23 maja 2021 21:40 | ID: 1468779
W tym tygodniu wraz z moimi 6letnimi bliźniętami miałam okazję przeczytać dwie książeczki o przygodach zwierzaków, które otrzymaliśmy od Familie i wydawnictwa Wilga.
Pierwsza z nich "Pan Pies i panika królika" to pełna humoru i nagłych zwrotów akcji historia psa, który postanowił pomóc małym króliczkom, których mama została porwana. Książka ta okazała się naprawdę wciągająca i w mgnieniu oka przeczytaliśmy ją od deski do deski. Moje dzieci bardzo zaangażowały się w opowiedzianą w niej historię i w napięciu słuchały, co dalej się wydarzy. "Pan Pies i panika królika" to książka, która uczy empatii i pomocy innym, nie tylko zwierzętom. Zawartą w niej historię można odnieść także do sytuacji występujących między ludźmi i niewątpliwie jest to wartościowa książeczka. Całości dopełniają ciekawe i urocze ilustracje, które, choć są czarno-białe, są idealnym uzupełnieniem tej historii. Jeśli chcecie wiedzieć, jakie przygody przeżył Pan Pies, by uratować małe króliczki i kto mu pomagał, nie zwlekajcie,bo naprawdę warto!

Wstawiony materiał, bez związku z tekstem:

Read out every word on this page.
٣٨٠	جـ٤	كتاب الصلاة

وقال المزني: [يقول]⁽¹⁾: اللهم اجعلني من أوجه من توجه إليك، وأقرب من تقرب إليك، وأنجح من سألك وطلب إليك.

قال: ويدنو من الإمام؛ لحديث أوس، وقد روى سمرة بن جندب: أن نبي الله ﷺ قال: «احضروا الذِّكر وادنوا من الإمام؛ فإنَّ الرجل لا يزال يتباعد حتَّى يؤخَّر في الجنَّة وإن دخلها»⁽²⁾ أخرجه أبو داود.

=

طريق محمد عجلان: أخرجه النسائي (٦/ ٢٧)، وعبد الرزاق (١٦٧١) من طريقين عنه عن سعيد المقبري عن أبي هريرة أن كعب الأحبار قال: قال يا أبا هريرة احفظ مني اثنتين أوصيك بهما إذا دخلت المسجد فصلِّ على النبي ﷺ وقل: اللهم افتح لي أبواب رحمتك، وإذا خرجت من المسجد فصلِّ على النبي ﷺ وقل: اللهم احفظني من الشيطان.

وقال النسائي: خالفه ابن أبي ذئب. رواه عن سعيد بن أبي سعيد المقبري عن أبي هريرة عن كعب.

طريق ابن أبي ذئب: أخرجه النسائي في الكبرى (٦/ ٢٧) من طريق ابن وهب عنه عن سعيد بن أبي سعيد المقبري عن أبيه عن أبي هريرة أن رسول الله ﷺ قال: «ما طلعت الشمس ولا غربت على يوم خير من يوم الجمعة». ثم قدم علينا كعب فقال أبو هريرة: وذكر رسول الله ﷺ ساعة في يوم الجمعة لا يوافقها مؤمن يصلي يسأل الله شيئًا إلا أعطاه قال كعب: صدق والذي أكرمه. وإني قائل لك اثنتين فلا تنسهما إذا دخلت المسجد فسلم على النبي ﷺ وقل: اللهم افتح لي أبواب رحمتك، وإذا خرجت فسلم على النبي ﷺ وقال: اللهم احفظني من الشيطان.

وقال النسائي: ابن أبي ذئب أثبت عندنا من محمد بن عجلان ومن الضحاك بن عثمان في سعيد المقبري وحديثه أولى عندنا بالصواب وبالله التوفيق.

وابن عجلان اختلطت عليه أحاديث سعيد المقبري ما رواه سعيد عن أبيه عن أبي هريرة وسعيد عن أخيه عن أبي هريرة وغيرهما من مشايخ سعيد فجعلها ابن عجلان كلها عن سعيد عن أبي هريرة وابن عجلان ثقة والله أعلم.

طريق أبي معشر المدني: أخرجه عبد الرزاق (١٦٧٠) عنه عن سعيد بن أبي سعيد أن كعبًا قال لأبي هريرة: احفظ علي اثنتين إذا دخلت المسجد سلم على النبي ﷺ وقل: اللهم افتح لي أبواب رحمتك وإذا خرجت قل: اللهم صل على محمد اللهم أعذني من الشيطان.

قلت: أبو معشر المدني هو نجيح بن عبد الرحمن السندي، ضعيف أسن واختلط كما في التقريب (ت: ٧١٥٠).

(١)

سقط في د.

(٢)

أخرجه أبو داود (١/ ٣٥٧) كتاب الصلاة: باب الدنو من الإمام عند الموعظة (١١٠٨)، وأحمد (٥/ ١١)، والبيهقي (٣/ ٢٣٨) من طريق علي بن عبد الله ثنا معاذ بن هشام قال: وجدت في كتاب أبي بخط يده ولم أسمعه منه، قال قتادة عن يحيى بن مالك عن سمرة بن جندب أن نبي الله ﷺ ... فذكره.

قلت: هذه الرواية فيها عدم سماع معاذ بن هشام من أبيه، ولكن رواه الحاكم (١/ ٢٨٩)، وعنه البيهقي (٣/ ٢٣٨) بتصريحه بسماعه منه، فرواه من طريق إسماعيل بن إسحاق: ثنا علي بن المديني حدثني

Druga książka nosi tytuł "To twój dom Tosiu". Stała się ona szczególnie bliska moim dzieciom, ponieważ jej bohaterami są bliźnięta - Jacek i Gabrysia, którzy kochają pomagać zwierzętom i specjalizują się w wyszukiwaniu bezpańskim zwierzakom nowych właścicieli. Nie inaczej dzieje się, gdy na ich drodze pojawia się Tosia - słodki, ale i psotny szczeniaczek rasy cockapoo. Bliźniaki czeka zatem nielada wyzwanie... Jak sobie z nim poradzą? Zachęcam do lektury! :)
Ta książka spodobała się bardzo moim dzieciom i myślę, że też sporo się z niej nauczyły. W opowiadaniu przemyconych jest kilka wskazówek jak opiekować się małymi pieskami, aby zdrowo rosły i nauczyły się odpowiednio zachowywać. To duży plus,że książka ta zawiera takie praktyczne informacje. Natomiast na końcu znajduje się opis rasy cockapoo oraz test wiedzy o psach, aby mali czytelnicy mogli sprawdzić, ile zapamiętali z lektury. Uważam, że to ciekawe urozmaicenie i dodatkowa atrakcja dla dzieciaków.
Również ta książka jest bogata w ilustracje, które spotykamy niemal na każdej stronie. Dzięki nim lektura jest jeszcze przyjemniejsza! Wydawnictwo oferuje także inne pozycje z tej serii o przygodach psów lub kotów. My na pewno zakupimy jedną z nich i tym razem zdecydujemy się na kocią wersję, ponieważ mamy w domu kotka. Jestem pewna, że to będzie ciekawa i pouczająca lektura.
Na uwagę zasługuje także fakt, że obie książeczki zostały wydane na szarym papierze, co jest zdecydowanie ekologicznym rozwiązaniem, a my takie rzeczy doceniany :)
Książki mają niewielki rozmiar i są leciutkie, zatem idealnie nadają się, aby zabrać je na przykład w podróż. Nie zajmą zbyt wiele miejsca, kręgosłup nie ucierpi, a dzieci będą mogły wysłuchać swojej ulubionej historii choćby w pociągu, dzięki czemu czas im szybciej zleci. My z pewnością nie będziemy się rozstawać z tymi książeczkami w czasie wakacyjnych wyjazdów.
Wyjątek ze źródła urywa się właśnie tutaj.